1.2 Vervolgens heeft Helhoek bij memorie van antwoord de grief bestreden, heeft zij bewijs aangeboden en vijf producties in het geding gebracht. Zij heeft geconcludeerd dat het hof bij arrest, voor zover mogelijk uitvoerbaar bij voorraad, het bestreden vonnis zal bekrachtigen, met veroordeling van [appellanten] in de kosten van [bedoeld zal zijn:] het hoger beroep.
1.3 Vervolgens hebben partijen de stukken voor het wijzen van arrest aan het hof overgelegd en heeft het hof arrest bepaald.

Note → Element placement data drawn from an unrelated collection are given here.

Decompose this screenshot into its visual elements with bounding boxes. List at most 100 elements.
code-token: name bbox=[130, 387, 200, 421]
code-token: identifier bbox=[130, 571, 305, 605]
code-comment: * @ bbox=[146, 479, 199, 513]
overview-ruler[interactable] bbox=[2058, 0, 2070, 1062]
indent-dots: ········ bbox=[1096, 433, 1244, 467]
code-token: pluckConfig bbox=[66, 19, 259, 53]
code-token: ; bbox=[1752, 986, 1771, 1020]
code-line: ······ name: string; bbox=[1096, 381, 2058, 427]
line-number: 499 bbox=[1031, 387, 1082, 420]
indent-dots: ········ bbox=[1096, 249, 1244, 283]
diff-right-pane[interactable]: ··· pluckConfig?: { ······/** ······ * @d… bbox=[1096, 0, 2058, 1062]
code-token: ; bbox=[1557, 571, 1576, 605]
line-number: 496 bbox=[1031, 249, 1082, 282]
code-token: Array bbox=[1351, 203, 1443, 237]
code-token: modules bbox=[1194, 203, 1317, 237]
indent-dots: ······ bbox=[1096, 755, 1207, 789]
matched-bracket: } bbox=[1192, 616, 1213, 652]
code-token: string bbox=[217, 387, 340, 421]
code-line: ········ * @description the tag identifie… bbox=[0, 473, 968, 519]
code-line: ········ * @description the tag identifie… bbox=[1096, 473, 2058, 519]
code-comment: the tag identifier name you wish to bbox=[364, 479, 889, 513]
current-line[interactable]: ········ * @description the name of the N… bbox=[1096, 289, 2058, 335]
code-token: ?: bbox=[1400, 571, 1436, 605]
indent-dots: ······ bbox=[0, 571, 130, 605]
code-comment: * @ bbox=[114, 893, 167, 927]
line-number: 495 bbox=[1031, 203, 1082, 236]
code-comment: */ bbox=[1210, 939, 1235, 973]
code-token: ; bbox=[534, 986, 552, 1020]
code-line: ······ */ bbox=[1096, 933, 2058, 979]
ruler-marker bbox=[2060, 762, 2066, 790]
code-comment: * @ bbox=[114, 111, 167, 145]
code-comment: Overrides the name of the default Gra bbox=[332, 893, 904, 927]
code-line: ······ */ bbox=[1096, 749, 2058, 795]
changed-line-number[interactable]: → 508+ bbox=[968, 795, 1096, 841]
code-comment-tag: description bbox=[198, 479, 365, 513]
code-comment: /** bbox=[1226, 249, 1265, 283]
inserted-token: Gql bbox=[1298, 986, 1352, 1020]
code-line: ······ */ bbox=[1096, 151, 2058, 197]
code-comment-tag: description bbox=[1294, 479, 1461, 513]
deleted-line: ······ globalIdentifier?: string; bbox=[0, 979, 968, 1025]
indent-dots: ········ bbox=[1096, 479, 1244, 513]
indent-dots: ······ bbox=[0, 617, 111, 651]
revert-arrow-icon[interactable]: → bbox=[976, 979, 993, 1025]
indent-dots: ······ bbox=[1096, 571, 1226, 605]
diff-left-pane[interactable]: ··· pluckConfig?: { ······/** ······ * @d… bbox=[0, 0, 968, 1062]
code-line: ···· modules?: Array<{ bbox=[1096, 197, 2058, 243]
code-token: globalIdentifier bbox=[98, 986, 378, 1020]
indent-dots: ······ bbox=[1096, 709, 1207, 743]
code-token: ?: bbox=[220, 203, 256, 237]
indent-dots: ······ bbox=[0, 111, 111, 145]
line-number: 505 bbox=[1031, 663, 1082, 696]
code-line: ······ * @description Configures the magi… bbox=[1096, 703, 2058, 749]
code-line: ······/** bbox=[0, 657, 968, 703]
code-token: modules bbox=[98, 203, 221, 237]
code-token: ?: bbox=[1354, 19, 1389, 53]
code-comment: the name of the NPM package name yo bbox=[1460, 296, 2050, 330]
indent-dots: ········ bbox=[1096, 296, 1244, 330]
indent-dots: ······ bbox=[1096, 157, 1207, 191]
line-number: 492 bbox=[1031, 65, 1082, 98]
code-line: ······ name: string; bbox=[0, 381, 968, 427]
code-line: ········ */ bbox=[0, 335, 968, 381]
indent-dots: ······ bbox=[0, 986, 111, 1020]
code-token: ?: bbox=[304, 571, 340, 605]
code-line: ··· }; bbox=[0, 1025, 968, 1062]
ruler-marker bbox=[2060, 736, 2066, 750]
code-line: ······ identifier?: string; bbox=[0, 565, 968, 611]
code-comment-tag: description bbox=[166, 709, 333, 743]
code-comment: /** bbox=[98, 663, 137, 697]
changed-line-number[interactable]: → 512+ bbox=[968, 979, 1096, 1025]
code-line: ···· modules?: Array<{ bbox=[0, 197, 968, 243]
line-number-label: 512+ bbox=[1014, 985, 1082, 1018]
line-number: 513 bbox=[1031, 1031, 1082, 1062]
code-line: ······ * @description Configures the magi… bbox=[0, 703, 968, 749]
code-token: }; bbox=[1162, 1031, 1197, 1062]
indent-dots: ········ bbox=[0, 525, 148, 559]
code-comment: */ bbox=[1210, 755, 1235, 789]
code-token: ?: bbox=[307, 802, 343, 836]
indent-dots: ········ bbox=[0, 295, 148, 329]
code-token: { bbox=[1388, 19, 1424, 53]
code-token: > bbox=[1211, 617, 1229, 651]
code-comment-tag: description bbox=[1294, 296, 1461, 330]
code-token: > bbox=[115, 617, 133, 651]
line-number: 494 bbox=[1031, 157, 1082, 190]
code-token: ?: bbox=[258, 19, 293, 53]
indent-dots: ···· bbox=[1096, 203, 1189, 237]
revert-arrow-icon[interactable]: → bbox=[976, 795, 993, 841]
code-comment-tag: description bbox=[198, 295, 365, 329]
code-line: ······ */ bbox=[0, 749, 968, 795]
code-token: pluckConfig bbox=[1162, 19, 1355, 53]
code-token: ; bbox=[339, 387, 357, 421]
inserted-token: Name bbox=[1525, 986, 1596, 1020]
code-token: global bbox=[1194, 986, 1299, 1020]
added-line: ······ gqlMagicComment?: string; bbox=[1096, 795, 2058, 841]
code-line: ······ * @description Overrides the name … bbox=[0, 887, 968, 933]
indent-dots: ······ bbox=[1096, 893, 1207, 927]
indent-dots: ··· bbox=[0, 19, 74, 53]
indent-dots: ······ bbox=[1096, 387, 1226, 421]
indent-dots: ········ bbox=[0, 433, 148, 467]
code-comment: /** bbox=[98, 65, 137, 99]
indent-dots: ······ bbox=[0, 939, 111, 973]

Als enerzijds gesteld en anderzijds niet of onvoldoende betwist, staan in hoger beroep de navolgende feiten vast:
2.1 Tussen Helhoek en [bedrijf A] is een huurovereenkomst tot stand gekomen, op grond waarvan Helhoek aan [bedrijf A] verhuurt de bedrijfsruimten bekend als hoofdgebouw, souterrain secties 1.07, 1.07a, 1.11, 1.13a en 1.13b met aanhorigheden, deel uitmakend van het [bedrijf B ], staande en gelegen te [adres], tegen een maandelijks bij vooruitbetaling te betalen huurprijs van € 2.588,11.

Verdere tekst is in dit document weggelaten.